The 30-year-plus IBM veteran takes over during a time of unparalleled social and economic turbulence.
IBM CEO Arvind Krishna is about two weeks into his new job. Around the corner is the company’s 2020 annual meeting of stockholders. And, as the company’s 10th CEO, he dives into the job in the midst of the COVID-19 pandemic.
Clearly, Krishna, is jumping in at the deep end. The new CEO has a rich history with IBM. But will his 30-year-plus career at IBM give him the firm footing required to lead at this tumultuous time?
“If there’s one thing that this public health crisis has brought to light is the very essential role of IBM in the world. We are the backbone of some of the most critical systems of the world. Our technologies and services help banks run credit card transactions, businesses run supply chains, telcos connect to customers, healthcare providers improve patient care, and companies and cities tackle cyber threats,” Krishna wrote to IBM employees on April 6, his first day on the job.
“In our 109-year history, we have weathered countless storms and seen many crises unfold before our eyes. Today, we are financially strong, and we have a loyal client base. When this crisis ends, I’m confident that IBM will emerge strong and we will be focused on growth. Few companies have the trust, credibility and cumulative wisdom to change the fabric of society through technology the way that IBM can,” he said.
The new CEO is ready to tackle what he sees as top priorities for IBM.
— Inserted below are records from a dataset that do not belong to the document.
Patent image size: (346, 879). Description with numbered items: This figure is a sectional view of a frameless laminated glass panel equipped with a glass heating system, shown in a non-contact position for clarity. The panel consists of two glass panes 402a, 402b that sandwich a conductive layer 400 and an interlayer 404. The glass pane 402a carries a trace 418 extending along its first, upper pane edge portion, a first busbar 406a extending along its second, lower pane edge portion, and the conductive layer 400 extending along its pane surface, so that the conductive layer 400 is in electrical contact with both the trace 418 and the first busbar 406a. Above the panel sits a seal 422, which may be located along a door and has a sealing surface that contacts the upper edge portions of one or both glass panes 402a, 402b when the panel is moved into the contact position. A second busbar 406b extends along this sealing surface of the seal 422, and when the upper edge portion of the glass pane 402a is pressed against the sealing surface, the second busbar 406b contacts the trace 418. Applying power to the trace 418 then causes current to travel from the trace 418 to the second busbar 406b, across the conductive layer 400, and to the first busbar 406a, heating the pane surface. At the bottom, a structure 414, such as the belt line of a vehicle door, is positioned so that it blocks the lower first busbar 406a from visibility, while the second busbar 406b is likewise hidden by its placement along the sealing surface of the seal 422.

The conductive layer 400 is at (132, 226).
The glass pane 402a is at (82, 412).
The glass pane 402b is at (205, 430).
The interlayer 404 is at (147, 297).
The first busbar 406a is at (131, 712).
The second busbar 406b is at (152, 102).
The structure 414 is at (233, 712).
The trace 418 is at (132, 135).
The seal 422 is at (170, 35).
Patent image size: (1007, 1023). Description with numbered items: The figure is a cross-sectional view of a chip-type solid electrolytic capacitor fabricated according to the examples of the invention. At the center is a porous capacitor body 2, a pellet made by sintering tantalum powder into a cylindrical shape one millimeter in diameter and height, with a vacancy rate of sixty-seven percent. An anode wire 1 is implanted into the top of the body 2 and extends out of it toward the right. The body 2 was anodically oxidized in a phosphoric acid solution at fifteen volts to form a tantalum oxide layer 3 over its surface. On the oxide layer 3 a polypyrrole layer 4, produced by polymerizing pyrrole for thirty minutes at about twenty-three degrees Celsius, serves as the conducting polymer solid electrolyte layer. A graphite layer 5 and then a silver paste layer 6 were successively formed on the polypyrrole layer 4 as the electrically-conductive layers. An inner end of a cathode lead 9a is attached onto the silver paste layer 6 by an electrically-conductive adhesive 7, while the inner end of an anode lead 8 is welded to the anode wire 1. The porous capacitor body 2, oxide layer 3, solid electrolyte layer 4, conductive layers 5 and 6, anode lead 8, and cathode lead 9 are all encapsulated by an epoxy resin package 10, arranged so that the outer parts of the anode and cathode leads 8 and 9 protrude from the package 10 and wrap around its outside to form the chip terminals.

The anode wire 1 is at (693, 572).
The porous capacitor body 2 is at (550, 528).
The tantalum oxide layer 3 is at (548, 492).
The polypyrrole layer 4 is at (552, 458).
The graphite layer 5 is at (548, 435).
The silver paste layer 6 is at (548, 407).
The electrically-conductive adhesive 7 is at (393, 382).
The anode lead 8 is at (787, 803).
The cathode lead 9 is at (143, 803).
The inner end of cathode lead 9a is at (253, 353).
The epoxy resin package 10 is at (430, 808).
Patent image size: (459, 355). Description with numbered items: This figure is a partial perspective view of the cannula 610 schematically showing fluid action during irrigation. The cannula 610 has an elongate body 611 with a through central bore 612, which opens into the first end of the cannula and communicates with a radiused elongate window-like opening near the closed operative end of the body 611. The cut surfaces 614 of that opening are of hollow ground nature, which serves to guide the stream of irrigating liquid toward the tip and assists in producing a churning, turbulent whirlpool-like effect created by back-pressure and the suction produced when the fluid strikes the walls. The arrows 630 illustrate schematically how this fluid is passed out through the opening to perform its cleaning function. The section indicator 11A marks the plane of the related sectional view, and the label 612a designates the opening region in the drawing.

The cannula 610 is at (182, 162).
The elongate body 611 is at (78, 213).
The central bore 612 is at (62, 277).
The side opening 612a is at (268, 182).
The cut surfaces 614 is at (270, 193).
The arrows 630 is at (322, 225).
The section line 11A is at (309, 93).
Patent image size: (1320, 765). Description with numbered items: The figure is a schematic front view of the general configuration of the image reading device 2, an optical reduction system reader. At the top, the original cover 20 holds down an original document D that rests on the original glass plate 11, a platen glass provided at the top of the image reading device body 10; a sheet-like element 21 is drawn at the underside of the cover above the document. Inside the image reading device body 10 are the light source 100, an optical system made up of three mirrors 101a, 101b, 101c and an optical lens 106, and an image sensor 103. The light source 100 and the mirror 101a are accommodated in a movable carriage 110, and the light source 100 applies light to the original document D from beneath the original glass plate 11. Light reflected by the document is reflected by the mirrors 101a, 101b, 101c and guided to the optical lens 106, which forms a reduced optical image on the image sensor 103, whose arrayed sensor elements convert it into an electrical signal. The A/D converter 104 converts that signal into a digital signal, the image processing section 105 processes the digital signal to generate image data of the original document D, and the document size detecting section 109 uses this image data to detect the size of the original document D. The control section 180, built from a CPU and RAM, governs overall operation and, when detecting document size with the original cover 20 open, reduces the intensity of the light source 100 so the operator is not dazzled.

Krishna, who drove the $34 billion acquisition of Red Hat, will work with Jim Whitehurst, president at IBM. The former senior vice president at IBM and Red Hat CEO will head IBM strategy and the cloud and cognitive software unit. The appointment was announced in late January. That was the same time that Ginny Rometty, IBM chairman, president and CEO announced that she’s stepping down. She will remain executive chairman until the end of the year.
There were a few other new leadership changes.
Bridget van Kralingen becomes senior vice president of global markets, leading global industries and integrated accounts. She succeeds Martin Schroeter, who retired after a 28-year career with IBM. van Kralingen previously served as senior vice president blockchain, industry platforms, global industries, IAs and partnerships at IBM. She joined the company in April 2004.
Paul Cormier will become Red Hat’s new president and CEO. Cormier’s previous role was president of products and technologies.
Bank of America’s chief technology officer, Howard Boville, joins IBM on May 1st, as senior vice president of cloud platform, overseeing the IBM Cloud.
“This combination [of individuals] is going to allow us, leveraging all of the Red Hat technologies, because we do believe that as people embark on this transformation to cloud there is going to be an architectural war. In that war, we believe the winning architecture is going to be Linux, containers and Kubernetes, which are parts of Red Hat’s portfolio,” Krishna said on an interview on CNBC’s Squawk Alley. “As we bring the Red Hat portfolio with Paul Cormier into what Jim and Howard build to provide to clients, delivered in place by Bridget, this is going to be a huge victory for us as we go into and emerge from the current pandemic.”
With IBM PartnerWorld at Think Digital, May 5-6, the vendor isn’t giving away too much today about what the new IBM leadership team and strategy means to IBM partner ecosystem.
What IBM and channel chief David La Rose have done to date in response to the COVID-19 pandemic is offer a number of digital platforms and resources to the company’s business partners.
La Rose stepped into his new role as general manager, IBM partner ecosystem in July 2019. The former channel chief, John Teltsch, is now general manager IBM systems sales.